Par cest inconvenient feurent au dessus relaschez
les cotyledons de la matrice, par lesquelz sursaulta
l'enfant, et entra en la vene creuse, et gravant par le
diaphragme jusques au dessus des espaules (où
ladicte vene se part en deux), print son chemin à
gauche, et sortit par l'aureille senestre.
Soubdain qu'il fut né, ne cria comme les aultres
enfans : « Mies ! mies ! ». Mais à haulte voix
s'escrioit : « A boire ! à boire ! à boire ! », comme
invitant tout le monde à boire, si bien qu'il fut ouy de
tout le pays de Beusse et de Bibaroys.
Je me doubte que ne croyez asseurement ceste
estrange nativité. Si ne le croyez, je ne m'en soucie,
mais un homme de bien, un homme de bon sens croit
tousjours ce qu'on luy dict, et qu'il trouve par escript.

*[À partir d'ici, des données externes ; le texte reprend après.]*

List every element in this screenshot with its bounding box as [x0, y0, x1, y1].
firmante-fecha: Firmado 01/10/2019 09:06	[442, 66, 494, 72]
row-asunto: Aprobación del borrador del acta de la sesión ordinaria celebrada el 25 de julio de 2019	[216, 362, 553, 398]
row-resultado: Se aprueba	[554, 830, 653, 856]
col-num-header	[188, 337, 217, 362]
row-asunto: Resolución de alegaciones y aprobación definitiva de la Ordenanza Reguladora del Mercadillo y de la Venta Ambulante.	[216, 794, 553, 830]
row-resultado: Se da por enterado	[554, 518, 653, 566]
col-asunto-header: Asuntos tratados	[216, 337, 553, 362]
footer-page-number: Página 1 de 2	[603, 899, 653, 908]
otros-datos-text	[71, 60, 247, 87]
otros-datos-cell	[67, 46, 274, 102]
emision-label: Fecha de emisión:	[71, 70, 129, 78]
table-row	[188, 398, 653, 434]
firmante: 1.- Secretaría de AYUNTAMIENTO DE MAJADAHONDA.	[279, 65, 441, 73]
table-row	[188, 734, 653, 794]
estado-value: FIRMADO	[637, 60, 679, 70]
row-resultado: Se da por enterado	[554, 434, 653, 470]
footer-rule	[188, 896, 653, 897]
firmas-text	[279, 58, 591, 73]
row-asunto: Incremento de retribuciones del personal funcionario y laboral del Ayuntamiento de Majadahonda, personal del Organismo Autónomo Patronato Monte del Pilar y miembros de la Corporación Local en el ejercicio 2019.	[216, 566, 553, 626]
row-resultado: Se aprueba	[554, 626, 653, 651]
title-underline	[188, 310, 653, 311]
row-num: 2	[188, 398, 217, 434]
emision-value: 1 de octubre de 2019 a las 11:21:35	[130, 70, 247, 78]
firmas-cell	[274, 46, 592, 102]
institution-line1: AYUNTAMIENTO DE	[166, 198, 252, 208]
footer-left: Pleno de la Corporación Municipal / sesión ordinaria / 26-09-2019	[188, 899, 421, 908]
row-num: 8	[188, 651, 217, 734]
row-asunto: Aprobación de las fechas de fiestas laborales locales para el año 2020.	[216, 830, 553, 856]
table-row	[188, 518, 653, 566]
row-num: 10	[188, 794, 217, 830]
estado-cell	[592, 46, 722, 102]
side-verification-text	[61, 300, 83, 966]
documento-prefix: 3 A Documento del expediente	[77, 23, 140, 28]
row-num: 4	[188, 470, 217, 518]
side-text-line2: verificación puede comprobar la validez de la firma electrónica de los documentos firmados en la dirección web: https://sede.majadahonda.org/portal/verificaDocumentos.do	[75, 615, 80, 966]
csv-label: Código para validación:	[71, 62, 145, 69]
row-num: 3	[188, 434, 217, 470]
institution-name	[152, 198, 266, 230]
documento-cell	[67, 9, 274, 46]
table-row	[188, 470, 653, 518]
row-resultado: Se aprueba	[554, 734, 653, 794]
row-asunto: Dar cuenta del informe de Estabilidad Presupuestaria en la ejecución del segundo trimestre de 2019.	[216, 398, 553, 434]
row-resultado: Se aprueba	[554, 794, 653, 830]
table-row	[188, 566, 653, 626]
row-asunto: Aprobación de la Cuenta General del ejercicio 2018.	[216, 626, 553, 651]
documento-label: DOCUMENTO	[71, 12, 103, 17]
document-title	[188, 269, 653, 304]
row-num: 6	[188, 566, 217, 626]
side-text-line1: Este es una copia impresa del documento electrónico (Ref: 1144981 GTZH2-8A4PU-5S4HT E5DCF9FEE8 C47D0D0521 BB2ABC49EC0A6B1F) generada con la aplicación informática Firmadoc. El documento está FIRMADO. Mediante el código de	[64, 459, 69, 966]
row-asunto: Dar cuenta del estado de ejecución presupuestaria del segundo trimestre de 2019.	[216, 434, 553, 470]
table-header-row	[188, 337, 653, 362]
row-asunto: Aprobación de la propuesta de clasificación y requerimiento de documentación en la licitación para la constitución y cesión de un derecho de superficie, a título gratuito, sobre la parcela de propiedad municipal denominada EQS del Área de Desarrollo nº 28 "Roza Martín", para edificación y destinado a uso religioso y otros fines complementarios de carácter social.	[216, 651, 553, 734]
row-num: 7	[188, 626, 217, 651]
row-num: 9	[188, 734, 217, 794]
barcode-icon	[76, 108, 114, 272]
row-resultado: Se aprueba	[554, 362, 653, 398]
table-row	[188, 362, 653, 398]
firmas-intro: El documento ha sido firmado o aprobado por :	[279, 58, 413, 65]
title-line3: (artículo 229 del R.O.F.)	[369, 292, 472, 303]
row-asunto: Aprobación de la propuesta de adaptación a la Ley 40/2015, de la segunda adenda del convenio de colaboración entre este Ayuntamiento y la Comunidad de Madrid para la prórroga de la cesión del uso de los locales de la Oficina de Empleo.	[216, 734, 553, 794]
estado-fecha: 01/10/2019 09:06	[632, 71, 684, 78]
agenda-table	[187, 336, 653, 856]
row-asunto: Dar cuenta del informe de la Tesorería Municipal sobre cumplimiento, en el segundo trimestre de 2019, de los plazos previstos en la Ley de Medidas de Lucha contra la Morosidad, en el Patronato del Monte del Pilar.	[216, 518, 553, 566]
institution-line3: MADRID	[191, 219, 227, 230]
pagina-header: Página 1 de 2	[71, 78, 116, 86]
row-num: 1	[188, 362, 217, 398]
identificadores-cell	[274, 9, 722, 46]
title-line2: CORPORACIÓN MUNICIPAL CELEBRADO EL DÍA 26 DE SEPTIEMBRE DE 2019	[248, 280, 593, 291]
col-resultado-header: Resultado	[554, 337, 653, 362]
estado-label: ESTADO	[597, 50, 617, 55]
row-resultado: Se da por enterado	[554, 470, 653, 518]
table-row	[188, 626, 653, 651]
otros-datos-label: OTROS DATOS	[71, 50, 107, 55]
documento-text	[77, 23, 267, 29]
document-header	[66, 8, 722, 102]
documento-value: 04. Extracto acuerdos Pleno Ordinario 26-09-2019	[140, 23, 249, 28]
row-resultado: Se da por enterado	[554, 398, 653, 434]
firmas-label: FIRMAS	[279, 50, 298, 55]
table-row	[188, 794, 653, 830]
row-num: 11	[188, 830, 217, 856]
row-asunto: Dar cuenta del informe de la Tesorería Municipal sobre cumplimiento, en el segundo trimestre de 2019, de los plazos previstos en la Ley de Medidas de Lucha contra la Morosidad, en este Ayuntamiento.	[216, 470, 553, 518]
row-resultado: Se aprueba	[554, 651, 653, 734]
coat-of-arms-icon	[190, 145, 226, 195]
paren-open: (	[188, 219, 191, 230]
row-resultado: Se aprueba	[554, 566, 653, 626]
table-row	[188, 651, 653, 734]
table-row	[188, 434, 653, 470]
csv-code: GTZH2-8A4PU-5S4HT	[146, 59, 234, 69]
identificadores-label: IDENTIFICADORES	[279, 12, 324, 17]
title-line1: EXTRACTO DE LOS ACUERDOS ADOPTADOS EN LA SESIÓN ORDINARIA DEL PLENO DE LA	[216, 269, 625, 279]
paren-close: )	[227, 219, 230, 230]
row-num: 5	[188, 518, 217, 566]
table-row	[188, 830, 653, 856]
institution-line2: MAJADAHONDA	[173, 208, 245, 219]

Est ce contre nostre loy, nostre foy, contre raison,
contre la Saincte Escripture ? De ma part je ne trouve
rien escript es Bibles sainctes, qui soit contre cela. Mais si le vouloir de Dieu tel eust esté, diriez vous
qu'il ne l'eust peu faire ? Ha pour grace, ne
emburelucocquez jamais vos espritz de ces vaines
pensées, car je vous diz, que à Dieu rien n'est
impossible. Et s'il vouloit les femmes auroient
doresnavant ainsi leurs enfans par l'aureille.
Bacchus ne fut il engendré par la cuisse de Jupiter ?
Rocquetaillade nasquit il pas du talon de sa mère ?
Crocquemouche de la pantofle de sa nourrice ?
Minerve, nasquit elle pas du cerveau par l'aureille de Jupiter ?
Adonis par l'escorce d'un arbre de mirrhe.
Castor et Pollux de la cocque d'un œuf, pont et esclous par Leda ?
Mais vous seriez bien dadvantaige esbahys et estonnez, si je vous expousoys presentement tout le chapite de Pline, auquel parle des enfantemens estranges et contre nature. Et toutesfoys je ne suis poinct menteur tant asseuré comme il a esté. Lisez le septiesme de sa Naturelle Histoire, capi. iij, et ne m'en tabustez plus l'entendement.